We got prayer board moderation wrong. Here's what we learned.
Two weeks before freshers' week last September, a chaplain from a Russell Group university sent us a message that stopped us cold. She'd been testing Campus Fellowship with her team, and she'd discovered something we hadn't anticipated. The prayer request board, which we'd designed as a quiet space for students to share their burdens, had become a place where good intentions crashed into real complexity.
The thing we thought would be simple
When we built the prayer request feature for Campus Fellowship, the logic seemed straightforward. Christian students come to faith societies to find community. Prayer is central to that community. So we created a board where members could post prayer requests, and others could respond with encouragement or commitment to pray. It felt right.
What we didn't think through carefully enough was moderation at scale, and under the specific pressures of university life. A prayer board isn't like an event calendar or an announcement feed. A student posting a prayer request is making themselves vulnerable. They're often sharing something personal, sometimes painful. And the people responding aren't necessarily trained to do so. We'd built the feature. We hadn't built the guardrails that come with it.
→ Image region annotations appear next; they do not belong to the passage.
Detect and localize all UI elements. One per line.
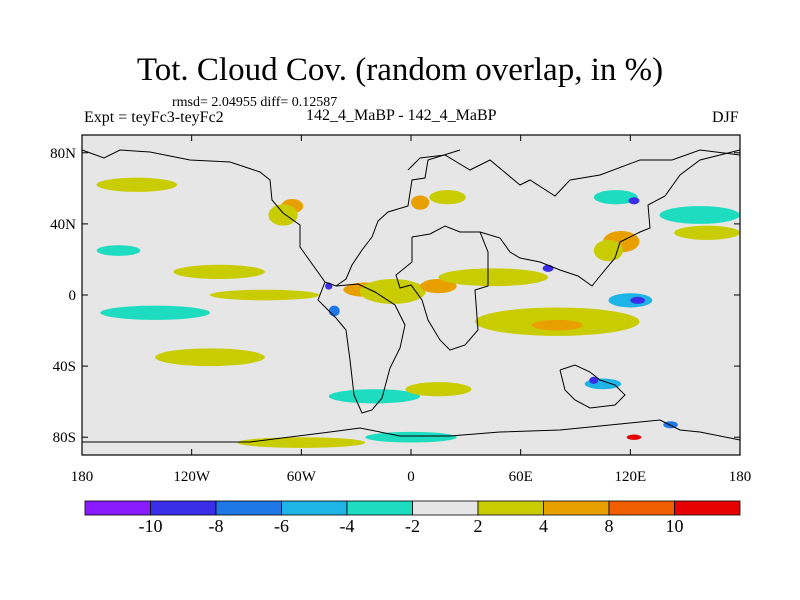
colorbar-bin	[346, 500, 413, 516]
colorbar-label: 8	[605, 516, 614, 536]
anomaly-pacific-s-cyan	[96, 245, 141, 256]
coastline-antarctica	[82, 419, 741, 443]
anomaly-n-pacific-yellow	[674, 225, 740, 240]
colorbar-bin	[412, 500, 479, 516]
anomaly-pacific-n-band	[96, 177, 178, 192]
colorbar-bin	[84, 500, 151, 516]
anomaly-antarctic-cyan	[365, 431, 457, 443]
colorbar-bin	[215, 500, 282, 516]
anomaly-pacific-s-band-2	[155, 348, 265, 367]
x-tick-label: 60E	[509, 469, 533, 485]
anomaly-pacific-s-band	[100, 305, 210, 320]
colorbar-label: -6	[274, 516, 289, 536]
colorbar-bin	[608, 500, 675, 516]
coastline-australia	[559, 364, 626, 409]
colorbar-bin	[477, 500, 544, 516]
x-tick-label: 180	[729, 469, 752, 485]
colorbar-label: -4	[340, 516, 355, 536]
x-tick-label: 0	[407, 469, 415, 485]
anomaly-e-asia-yellow	[593, 239, 624, 262]
anomaly-siberia-deep	[628, 197, 640, 205]
x-tick-label: 120W	[173, 469, 211, 485]
coastline-north-eurasia	[407, 149, 741, 197]
anomaly-africa-eq-orange	[420, 279, 457, 294]
anomaly-europe-orange	[411, 195, 430, 210]
colorbar-label: -2	[405, 516, 420, 536]
anomaly-s-ocean-yellow-2	[237, 437, 366, 448]
anomaly-s-ocean-cyan	[328, 389, 421, 404]
colorbar-bin	[674, 500, 741, 516]
colorbar-bin	[150, 500, 217, 516]
chart-title: Tot. Cloud Cov. (random overlap, in %)	[136, 52, 664, 88]
coastline-asia	[479, 149, 741, 287]
anomaly-n-pacific-cyan	[659, 206, 740, 224]
colorbar-label: 2	[474, 516, 483, 536]
coastlines	[81, 149, 741, 443]
y-tick-label: 40N	[50, 217, 76, 233]
colorbar-label: 4	[539, 516, 548, 536]
anomaly-w-pacific-blue	[608, 293, 653, 308]
y-tick-label: 40S	[53, 359, 76, 375]
anomaly-indian-s-orange	[531, 319, 583, 331]
x-tick-label: 60W	[287, 469, 317, 485]
anomaly-indian-band-yellow	[438, 268, 549, 287]
colorbar-label: -10	[139, 516, 163, 536]
colorbar-bin	[281, 500, 348, 516]
anomaly-se-asia-deep	[542, 264, 554, 272]
x-axis: 180 120W 60W 0 60E 120E 180	[71, 135, 752, 485]
anomaly-indian-s-deep	[589, 376, 599, 384]
coastline-south-america	[317, 281, 406, 414]
anomaly-n-america-yellow	[268, 204, 298, 226]
anomaly-antarctic-red	[626, 434, 642, 440]
experiment-label: Expt = teyFc3-teyFc2	[84, 109, 224, 126]
stats-line: rmsd= 2.04955 diff= 0.12587	[172, 95, 338, 110]
x-tick-label: 180	[71, 469, 94, 485]
anomaly-s-atl-blue	[328, 305, 340, 317]
colorbar-bin	[543, 500, 610, 516]
anomaly-siberia-cyan	[593, 190, 638, 205]
colorbar-label: -8	[209, 516, 224, 536]
anomaly-layer	[96, 177, 740, 448]
season-label: DJF	[712, 109, 739, 126]
y-tick-label: 0	[69, 288, 77, 304]
anomaly-s-ocean-yellow	[405, 382, 472, 397]
colorbar: -10 -8 -6 -4 -2 2 4 8 10	[84, 500, 741, 536]
coastline-africa-eurasia	[395, 225, 489, 351]
chart-subtitle: 142_4_MaBP - 142_4_MaBP	[306, 107, 497, 124]
colorbar-label: 10	[666, 516, 684, 536]
anomaly-w-pacific-deep	[630, 296, 645, 304]
anomaly-pacific-eq-yellow-2	[209, 289, 320, 301]
y-tick-label: 80S	[53, 430, 76, 446]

What the chaplain saw that we missed
The message from that chaplain laid it out plainly. Her team had been using the draft version, and they'd run into scenarios we should have anticipated. A student posted about struggling with self-harm. Another shared about a family member's terminal diagnosis. A third posted something that read like a cry for crisis intervention. These weren't edge cases. They were real moments happening on a real board, and the responsibility for getting the tone and safety right fell entirely on student volunteers who were themselves first-year undergraduates.
She wasn't criticizing us. She was warning us. She said, 'You need to think about what happens when someone posts something that needs professional help, and the first responders are nineteen-year-olds from my society who care deeply but aren't trained for it.'
She was right. We'd treated moderation as a feature to add later. It was actually foundational.
The changes we made, and what they cost
We rewrote how prayer requests work before launch. First, we added the ability for student leaders and chaplains to set community guidelines that sit right on the board itself. Not buried in a settings page. Visible. Clear.
Second, we built in moderation tools that actually account for the reality of student-led groups. A prayer request board can be set to require approval before posts go live. Student leaders can also flag specific requests as needing follow-up, and assign them to trained individuals within their group. If something comes in that signals real crisis, there's a template to connect the student with professional support services at their university.
Third, we changed how we talk about prayer requests in our onboarding. We stopped treating it as a feature to turn on and use immediately. We started treating it as something that requires a conversation. When a new group sets up, they see a guide for their leadership team: how to set norms, who should moderate, what to watch for, what to do if someone posts something that needs more than prayer.
Did this slow our launch? Yes. Was it more work than we'd planned? Absolutely. But it was the right decision.
Why this matters more than you might think
We built Campus Fellowship because we believed Christian societies needed better tools to connect their members. Events, Bible studies, announcements, prayer. All in one place, built for the reality of university life in the UK and US.
But 'built for reality' means something specific when you're working with students who are navigating faith, identity, loneliness, and crisis all at the same time. It means that the features you build aren't just functional. They carry responsibility.
A prayer board in a campus fellowship isn't like a comment section on a website. The people posting aren't strangers. They're members of a faith community, which is itself a kind of covenant. When someone shares a prayer request, they're trusting that the people reading it will treat that trust with care. As creators of the space, we have a duty to make sure that care is actually possible.
What we're still getting wrong
Honestly, I'm sure we're still missing things. We'll hear about them from student leaders and chaplains who are using the tool in ways we didn't anticipate. Some of those conversations will be uncomfortable. Good.
What changed for us is that we stopped assuming that features are neutral. Prayer request moderation isn't a feature we added because it's nice to have. It's part of the responsibility we took on when we created a space for vulnerability.
The chaplain who flagged this in September is still using Campus Fellowship with her team. Last month she sent us feedback about something else entirely. But I thought about her message every time we made a decision about the prayer board. I still do.
If you run a Christian society or campus ministry, and you're thinking about using Campus Fellowship, the question isn't whether you need these features. It's whether you're ready to think about the responsibility that comes with them. What's your instinct about that?